Pathological Evidence Exploration in Deep Retinal Image Diagnosis
This work addresses the need for interpretable evidence in medical AI for ophthalmologists, though it is incremental as it builds on existing GAN and interpretability techniques.
The paper tackled the lack of interpretability in deep learning for medical diagnosis by proposing a method to extract pathological descriptors from diabetic retinopathy detectors and synthesize retinal images using GANs, with verification by ophthalmologists showing superior qualitative and quantitative results compared to existing methods.

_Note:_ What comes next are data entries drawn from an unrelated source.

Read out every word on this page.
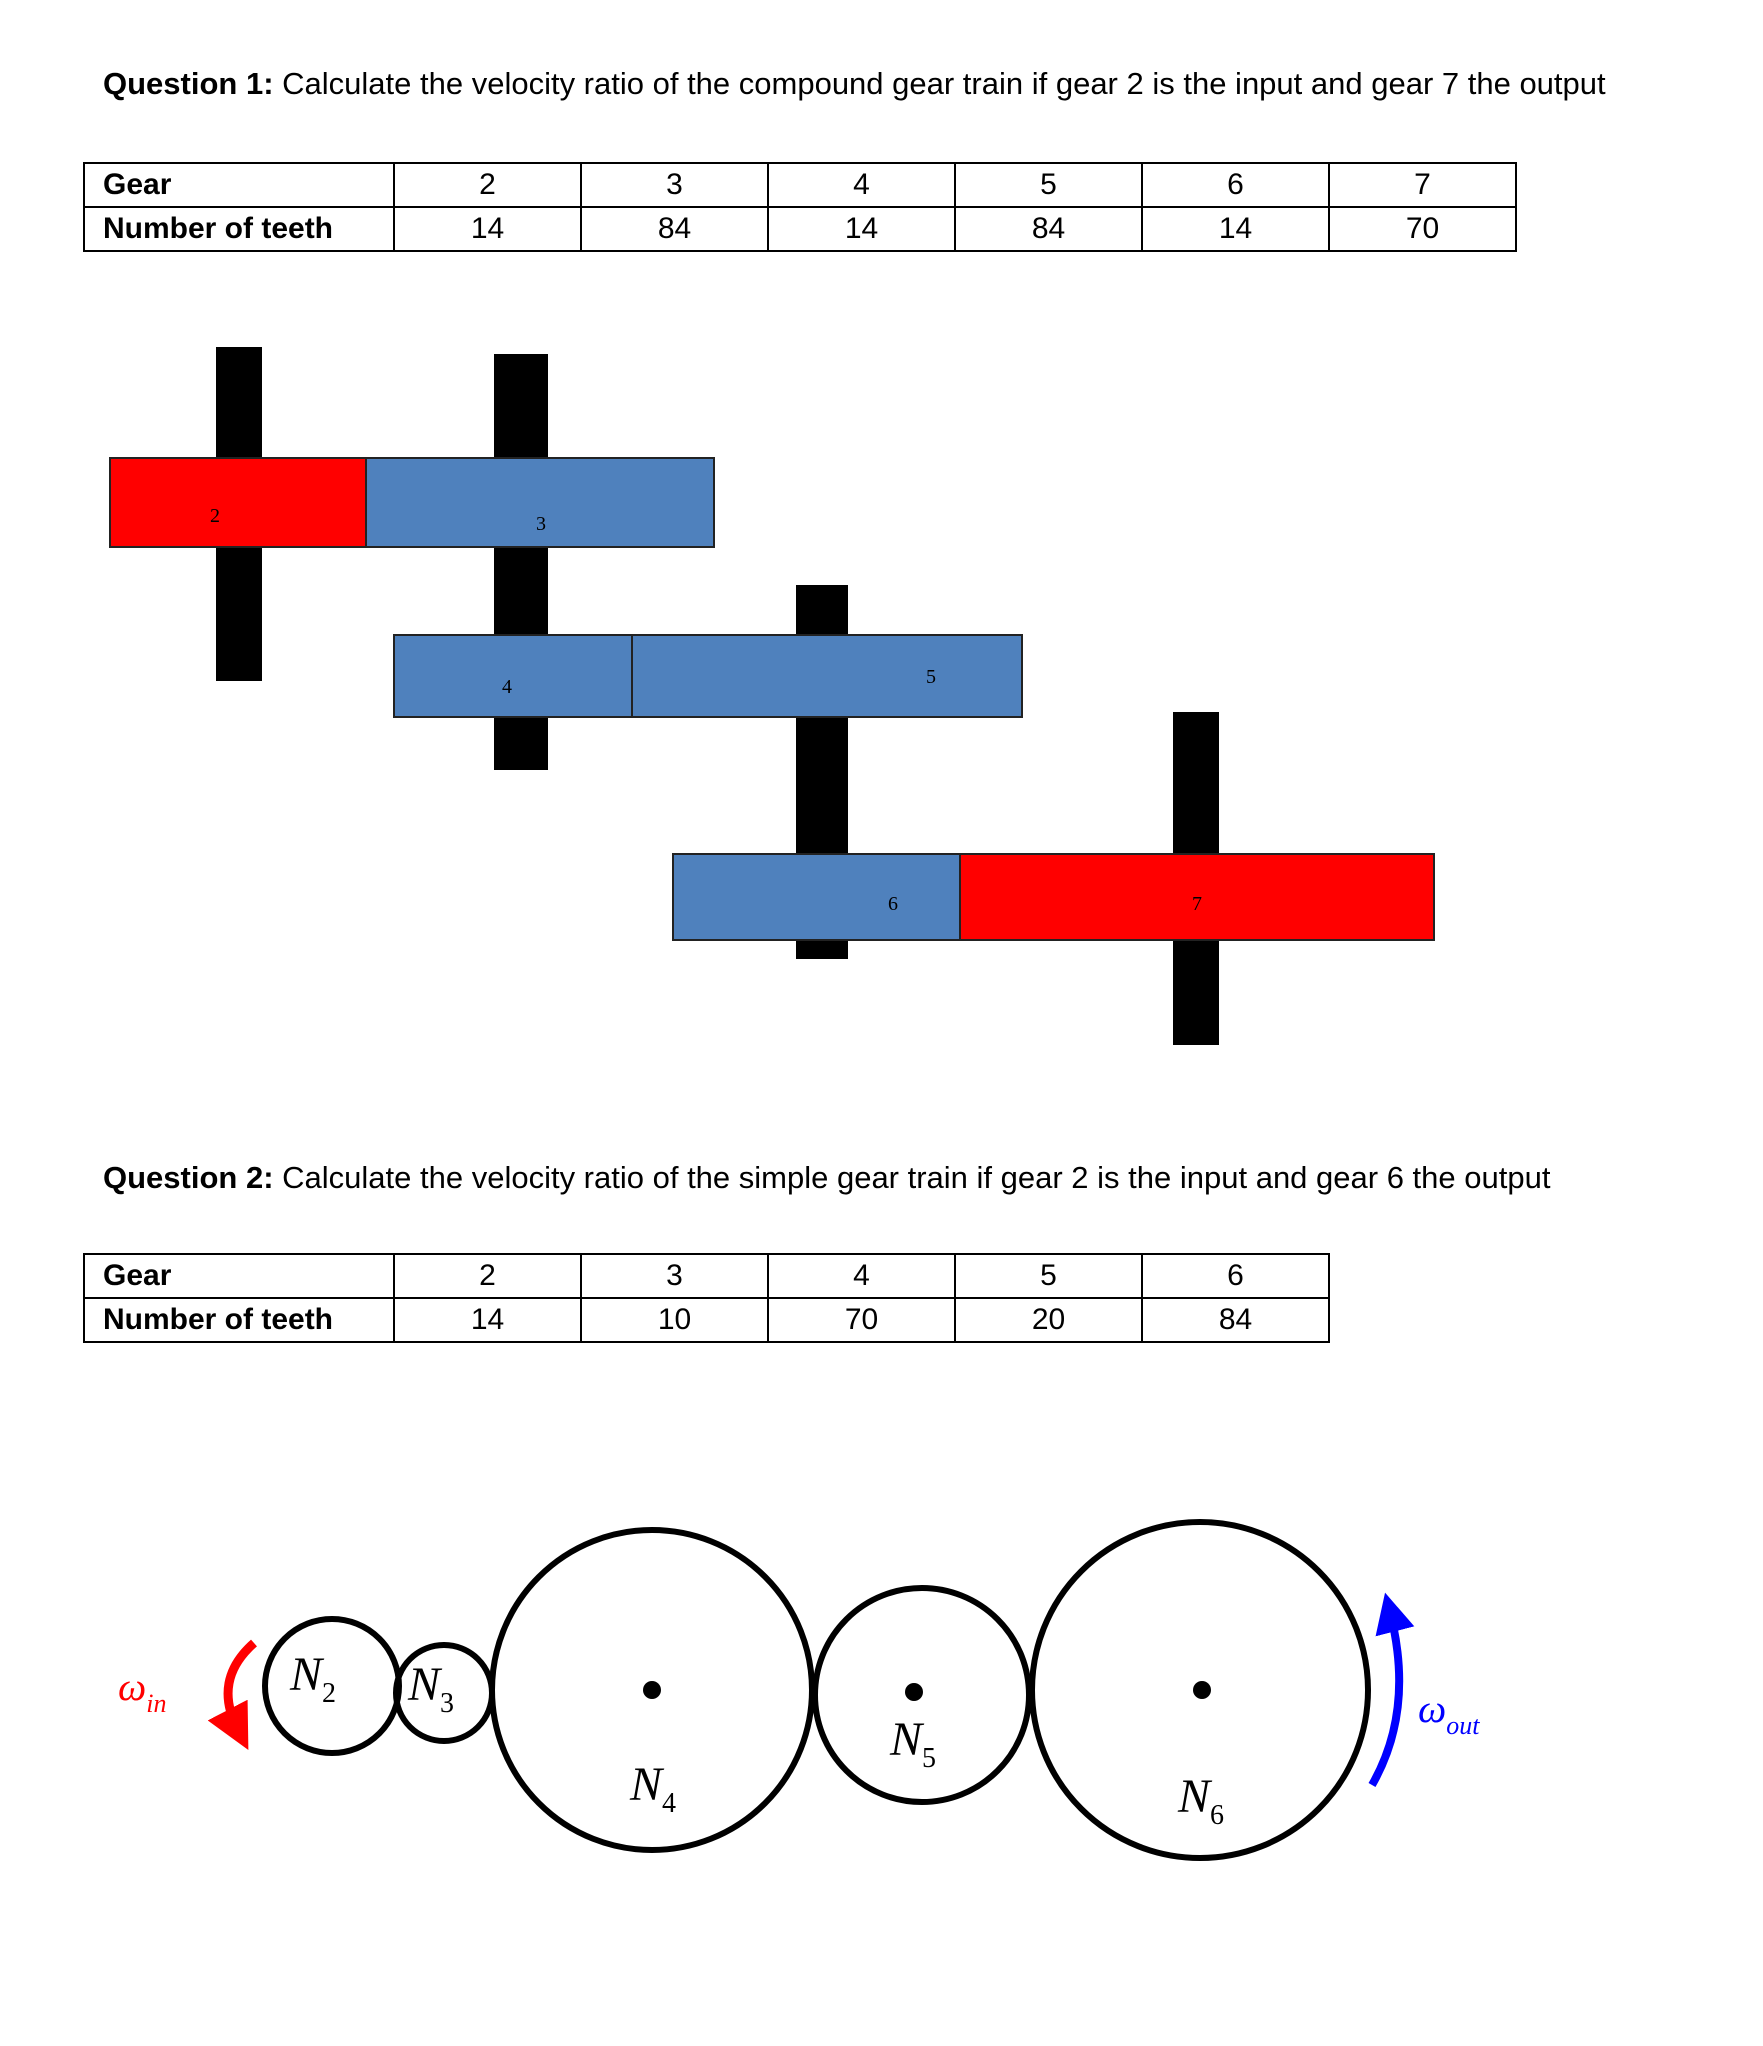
Question 1: Calculate the velocity ratio of the compound gear train if gear 2 is the input and gear 7 the output
Gear	2	3	4	5	6	7
Number of teeth	14	84	14	84	14	70
2	3
4	5
6	7
Question 2: Calculate the velocity ratio of the simple gear train if gear 2 is the input and gear 6 the output
Gear	2	3	4	5	6
Number of teeth	14	10	70	20	84
$N_2$ $N_3$
$N_4$
$N_5$
$N_6$
$\omega_{in}$	$\omega_{out}$
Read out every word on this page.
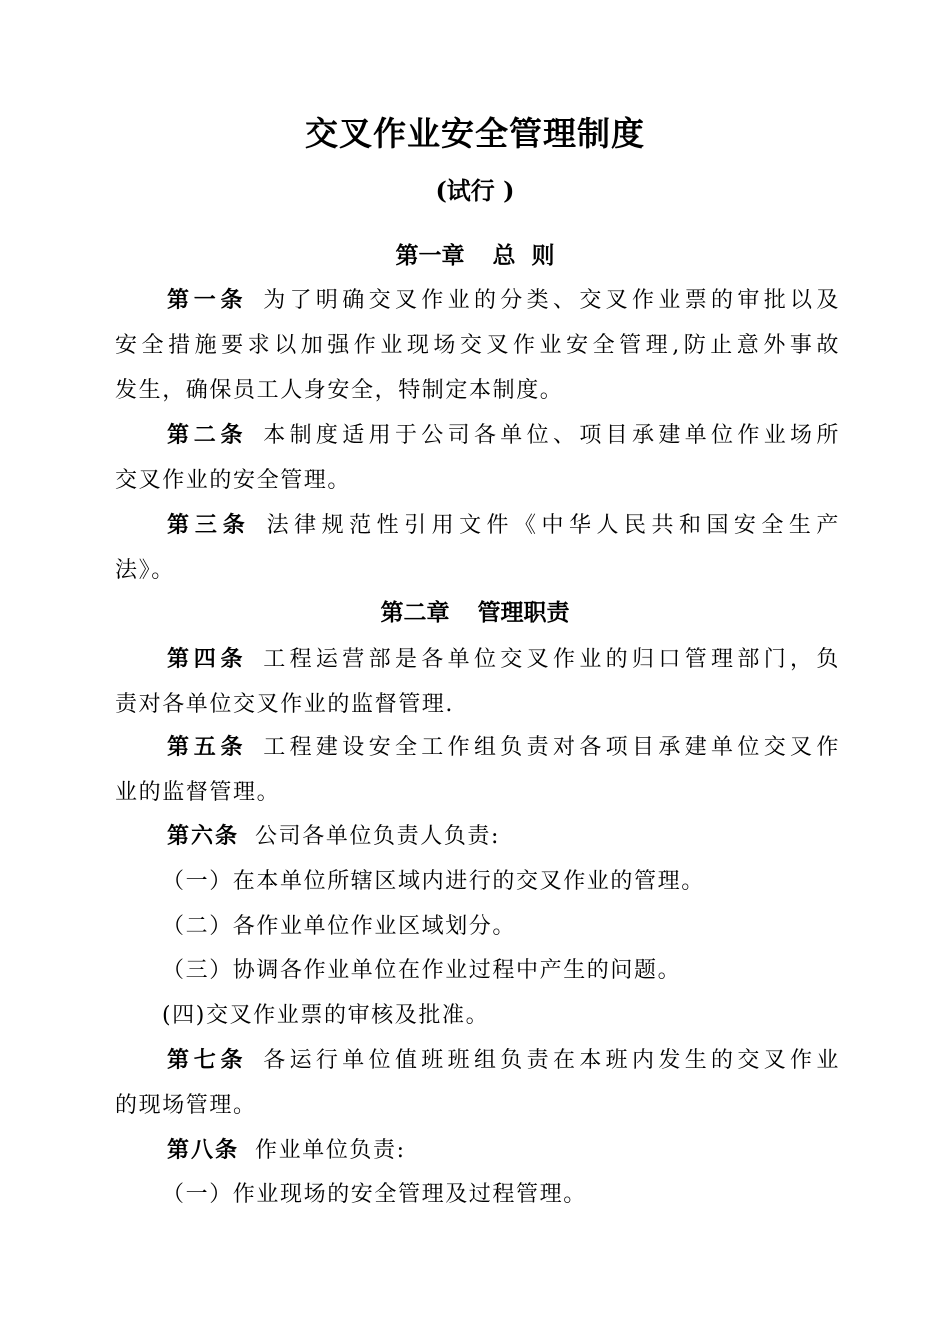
交叉作业安全管理制度
(试行 )
第一章 总  则
第一条 为了明确交叉作业的分类、交叉作业票的审批以及
安全措施要求以加强作业现场交叉作业安全管理,防止意外事故
发生，确保员工人身安全，特制定本制度。
第二条 本制度适用于公司各单位、项目承建单位作业场所
交叉作业的安全管理。
第三条 法律规范性引用文件《中华人民共和国安全生产
法》。
第二章 管理职责
第四条 工程运营部是各单位交叉作业的归口管理部门，负
责对各单位交叉作业的监督管理.
第五条 工程建设安全工作组负责对各项目承建单位交叉作
业的监督管理。
第六条 公司各单位负责人负责:
（一）在本单位所辖区域内进行的交叉作业的管理。
（二）各作业单位作业区域划分。
（三）协调各作业单位在作业过程中产生的问题。
(四)交叉作业票的审核及批准。
第七条 各运行单位值班班组负责在本班内发生的交叉作业
的现场管理。
第八条 作业单位负责:
（一）作业现场的安全管理及过程管理。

Though deep learning has shown successful performance in classifying the label and severity stage of certain disease, most of them give few evidence on how to make prediction. Here, we propose to exploit the interpretability of deep learning application in medical diagnosis. Inspired by Koch's Postulates, a well-known strategy in medical research to identify the property of pathogen, we define a pathological descriptor that can be extracted from the activated neurons of a diabetic retinopathy detector. To visualize the symptom and feature encoded in this descriptor, we propose a GAN based method to synthesize pathological retinal image given the descriptor and a binary vessel segmentation. Besides, with this descriptor, we can arbitrarily manipulate the position and quantity of lesions. As verified by a panel of 5 licensed ophthalmologists, our synthesized images carry the symptoms that are directly related to diabetic retinopathy diagnosis. The panel survey also shows that our generated images is both qualitatively and quantitatively superior to existing methods.